Having drunk in the starry night I hightailed it over to the wheat field study. Again I was struck by the brightness of colour used within a picture in which the overall effect was of a general tone. One could see the post impressionism in it. The use of colour autonomously to manipulate effects of hue and tone, for example a bright patch of pure yellow is reigned in and made to appear less intense by the addition of dots of bright pure blue or violet, or the duller tone necessary to convey the cut edge of an ochre wheat field is achieved not by a dark but by a pure bright red. This game of colour is in itself perhaps not so advanced but it is  the mastery with which he plays it that makes the difference. The touch, the assurrance, the vigour.

Finally on my short list of 'must see alones' was the Old Yew Tree and I was privileged to have three of four minutes to myself here and as I said this is one of my favourites. I was delighted to find that the sense of combined monumentality and freshness that one feels in the reproductions was magnified tenfold in front of the real thing but the topic of jewellery did not apply so much to this one as it is  a picture rather dominated by one great contrast of complimentaries, violet and yellow. What was striking however was the sense of order to which the work was put together and in this I am referring to the sequential steps that were, due to his assurance of touch,  detectable, nothing hidden by overwork. It all sounds rather text book to dwell on these technical aspects but I must admit that trying to understand how he did it was my main motive. 

I suppose I had nine or ten minutes quite alone in front of these three (Starry Night, Wheatfield and Yew Tree) which were invaluable and for the remainder I ping ponged around all the others for some five more hours before alighting the Tate and heading off to Wasabi for a cup of edamame beans. As I stacked the shells I was desperate to paint and this urge remained strong all the way home and accompanied me out tonight for the above study of a house in Bergby Gård complex which I lashed on in the rain. It inevitably falls short but it does I fancy have an air of menace which I will settle for.

Gladly yours,

John

1 English expression meaning to accept enthusiastically - "she offered me a job and I bit her hand off."

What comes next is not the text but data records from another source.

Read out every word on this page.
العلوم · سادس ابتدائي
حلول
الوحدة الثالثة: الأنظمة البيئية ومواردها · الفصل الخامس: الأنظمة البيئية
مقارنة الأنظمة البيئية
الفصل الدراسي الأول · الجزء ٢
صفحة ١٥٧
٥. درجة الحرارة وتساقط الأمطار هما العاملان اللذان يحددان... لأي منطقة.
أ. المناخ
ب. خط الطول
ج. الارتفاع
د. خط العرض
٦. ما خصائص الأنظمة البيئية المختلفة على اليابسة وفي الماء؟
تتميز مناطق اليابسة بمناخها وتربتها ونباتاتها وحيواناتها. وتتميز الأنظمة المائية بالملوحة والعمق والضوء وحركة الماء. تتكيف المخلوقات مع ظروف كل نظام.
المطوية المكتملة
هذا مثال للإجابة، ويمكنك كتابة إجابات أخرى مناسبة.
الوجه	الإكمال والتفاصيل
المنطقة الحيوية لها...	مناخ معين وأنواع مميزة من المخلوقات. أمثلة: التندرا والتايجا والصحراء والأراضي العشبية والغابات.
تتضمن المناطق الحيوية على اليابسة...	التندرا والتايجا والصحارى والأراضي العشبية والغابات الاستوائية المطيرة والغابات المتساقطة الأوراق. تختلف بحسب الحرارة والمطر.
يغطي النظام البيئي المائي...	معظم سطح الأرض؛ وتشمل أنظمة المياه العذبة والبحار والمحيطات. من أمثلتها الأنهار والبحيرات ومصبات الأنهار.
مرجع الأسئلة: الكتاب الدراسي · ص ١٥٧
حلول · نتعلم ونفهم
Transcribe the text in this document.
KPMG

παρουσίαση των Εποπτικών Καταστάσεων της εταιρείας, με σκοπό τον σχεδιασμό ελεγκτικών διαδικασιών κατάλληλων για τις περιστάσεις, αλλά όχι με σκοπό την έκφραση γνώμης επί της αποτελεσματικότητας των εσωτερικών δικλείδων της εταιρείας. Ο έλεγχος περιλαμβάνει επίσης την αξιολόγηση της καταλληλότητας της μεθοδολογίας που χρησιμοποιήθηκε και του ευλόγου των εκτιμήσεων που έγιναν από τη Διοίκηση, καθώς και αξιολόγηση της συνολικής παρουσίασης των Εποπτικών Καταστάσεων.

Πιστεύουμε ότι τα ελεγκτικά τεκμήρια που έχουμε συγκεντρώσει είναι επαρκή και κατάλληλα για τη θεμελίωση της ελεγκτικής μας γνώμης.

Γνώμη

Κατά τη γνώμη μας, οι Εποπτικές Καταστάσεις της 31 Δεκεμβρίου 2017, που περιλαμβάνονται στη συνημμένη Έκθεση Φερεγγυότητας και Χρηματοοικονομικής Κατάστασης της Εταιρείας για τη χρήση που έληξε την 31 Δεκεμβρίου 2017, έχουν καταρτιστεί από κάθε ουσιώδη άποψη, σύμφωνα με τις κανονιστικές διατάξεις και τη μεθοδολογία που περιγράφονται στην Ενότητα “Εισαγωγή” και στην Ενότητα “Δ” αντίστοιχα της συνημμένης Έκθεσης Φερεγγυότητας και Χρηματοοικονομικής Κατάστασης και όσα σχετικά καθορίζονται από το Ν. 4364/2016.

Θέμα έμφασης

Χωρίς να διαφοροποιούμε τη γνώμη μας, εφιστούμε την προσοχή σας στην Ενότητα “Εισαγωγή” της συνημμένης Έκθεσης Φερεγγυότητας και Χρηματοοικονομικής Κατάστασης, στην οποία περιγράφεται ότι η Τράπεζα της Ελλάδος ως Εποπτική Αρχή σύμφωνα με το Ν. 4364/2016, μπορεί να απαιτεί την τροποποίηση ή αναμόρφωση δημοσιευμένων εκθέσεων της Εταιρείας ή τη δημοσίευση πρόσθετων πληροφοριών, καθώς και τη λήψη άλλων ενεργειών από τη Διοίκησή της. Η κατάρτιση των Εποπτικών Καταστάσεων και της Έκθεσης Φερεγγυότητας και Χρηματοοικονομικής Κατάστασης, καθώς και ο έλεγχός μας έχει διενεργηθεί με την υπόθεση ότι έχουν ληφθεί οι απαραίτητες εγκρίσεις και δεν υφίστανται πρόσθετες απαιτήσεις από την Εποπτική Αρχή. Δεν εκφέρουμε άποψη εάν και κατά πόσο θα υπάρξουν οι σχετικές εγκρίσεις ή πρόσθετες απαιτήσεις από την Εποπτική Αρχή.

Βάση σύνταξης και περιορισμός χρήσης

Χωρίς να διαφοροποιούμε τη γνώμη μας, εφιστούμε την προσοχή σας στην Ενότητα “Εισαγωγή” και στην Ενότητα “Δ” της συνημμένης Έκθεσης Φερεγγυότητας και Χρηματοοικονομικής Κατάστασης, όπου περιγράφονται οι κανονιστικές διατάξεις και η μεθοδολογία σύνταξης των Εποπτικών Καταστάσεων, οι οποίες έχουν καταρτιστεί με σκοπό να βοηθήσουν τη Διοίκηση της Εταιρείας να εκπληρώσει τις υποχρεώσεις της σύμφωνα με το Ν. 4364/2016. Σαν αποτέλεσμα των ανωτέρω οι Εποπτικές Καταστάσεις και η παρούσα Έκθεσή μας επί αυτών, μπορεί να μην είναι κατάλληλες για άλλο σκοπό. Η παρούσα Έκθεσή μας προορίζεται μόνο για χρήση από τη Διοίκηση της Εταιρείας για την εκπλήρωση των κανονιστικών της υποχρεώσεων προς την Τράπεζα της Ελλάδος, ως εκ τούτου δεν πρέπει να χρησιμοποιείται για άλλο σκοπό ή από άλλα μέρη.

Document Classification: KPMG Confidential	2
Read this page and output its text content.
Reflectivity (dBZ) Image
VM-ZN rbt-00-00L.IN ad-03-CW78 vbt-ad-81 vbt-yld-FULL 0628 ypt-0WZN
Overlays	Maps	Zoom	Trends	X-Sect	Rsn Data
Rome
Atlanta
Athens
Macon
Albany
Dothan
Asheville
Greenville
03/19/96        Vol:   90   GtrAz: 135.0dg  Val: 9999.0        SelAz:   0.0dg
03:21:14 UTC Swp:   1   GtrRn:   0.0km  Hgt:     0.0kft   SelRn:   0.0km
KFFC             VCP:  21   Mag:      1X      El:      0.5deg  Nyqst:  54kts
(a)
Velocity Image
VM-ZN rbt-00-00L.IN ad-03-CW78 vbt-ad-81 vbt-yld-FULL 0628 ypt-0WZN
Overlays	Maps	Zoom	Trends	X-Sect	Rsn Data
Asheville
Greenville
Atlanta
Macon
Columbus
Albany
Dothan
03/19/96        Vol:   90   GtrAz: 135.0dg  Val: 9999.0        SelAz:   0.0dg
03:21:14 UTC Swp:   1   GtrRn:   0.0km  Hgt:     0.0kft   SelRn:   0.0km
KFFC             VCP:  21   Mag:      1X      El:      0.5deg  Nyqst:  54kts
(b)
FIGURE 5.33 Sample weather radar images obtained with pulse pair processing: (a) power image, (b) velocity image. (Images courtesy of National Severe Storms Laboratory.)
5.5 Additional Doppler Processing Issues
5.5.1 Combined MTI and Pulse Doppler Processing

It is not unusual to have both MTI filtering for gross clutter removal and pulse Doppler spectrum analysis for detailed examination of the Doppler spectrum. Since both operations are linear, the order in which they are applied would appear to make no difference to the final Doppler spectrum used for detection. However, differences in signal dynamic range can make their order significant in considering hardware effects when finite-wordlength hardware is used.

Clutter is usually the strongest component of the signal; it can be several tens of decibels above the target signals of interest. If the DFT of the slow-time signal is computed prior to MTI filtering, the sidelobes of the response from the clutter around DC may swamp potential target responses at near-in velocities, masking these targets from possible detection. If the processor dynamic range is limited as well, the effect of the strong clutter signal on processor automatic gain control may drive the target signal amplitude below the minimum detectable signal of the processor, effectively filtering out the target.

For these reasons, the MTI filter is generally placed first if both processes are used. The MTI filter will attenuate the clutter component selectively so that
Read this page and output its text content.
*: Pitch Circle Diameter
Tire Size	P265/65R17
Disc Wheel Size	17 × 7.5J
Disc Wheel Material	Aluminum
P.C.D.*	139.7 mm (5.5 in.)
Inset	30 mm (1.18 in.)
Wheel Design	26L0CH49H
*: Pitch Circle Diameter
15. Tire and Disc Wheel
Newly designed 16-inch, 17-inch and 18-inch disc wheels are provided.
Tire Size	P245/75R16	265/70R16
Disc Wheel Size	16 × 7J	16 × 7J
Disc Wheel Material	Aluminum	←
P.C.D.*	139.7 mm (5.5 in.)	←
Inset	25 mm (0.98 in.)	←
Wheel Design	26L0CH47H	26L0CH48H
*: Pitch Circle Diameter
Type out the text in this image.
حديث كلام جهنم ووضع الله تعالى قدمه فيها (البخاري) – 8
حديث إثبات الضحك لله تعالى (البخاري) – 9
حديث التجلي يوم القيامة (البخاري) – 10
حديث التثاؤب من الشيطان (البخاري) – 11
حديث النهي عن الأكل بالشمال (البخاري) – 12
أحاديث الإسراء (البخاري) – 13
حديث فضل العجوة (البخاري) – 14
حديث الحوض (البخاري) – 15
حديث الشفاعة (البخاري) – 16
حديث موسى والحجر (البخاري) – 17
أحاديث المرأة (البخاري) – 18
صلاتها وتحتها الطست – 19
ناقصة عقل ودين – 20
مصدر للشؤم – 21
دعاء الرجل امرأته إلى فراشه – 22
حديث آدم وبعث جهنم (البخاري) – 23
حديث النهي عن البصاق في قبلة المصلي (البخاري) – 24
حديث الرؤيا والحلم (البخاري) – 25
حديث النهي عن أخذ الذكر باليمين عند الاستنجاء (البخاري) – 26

2 A phrase used by Emile Bernard.

3 Solar Dance: Van Gogh, Forgery, and the Eclipse of Certainty, by Modris Ekstein.

4 Roderic O'Conor

5 An unusual expression which we cannot define precisely. The only reference we have found that makes sense is to the phrase 'handbags at ten paces' which is used to mock a dramatic confrontation that fails to end in violence. Shortened to 'handbags'. Used often by soccer reporters.   

6 Fancis Bacon. Bacon's Study for Portrait of Van Gogh IV, Study for Portrait of Van Gogh VI and Van Gogh in a Landscape were on display.

7 Shell Oil are a keen sponsor of research at the Van Gogh Museum in Amsterdam.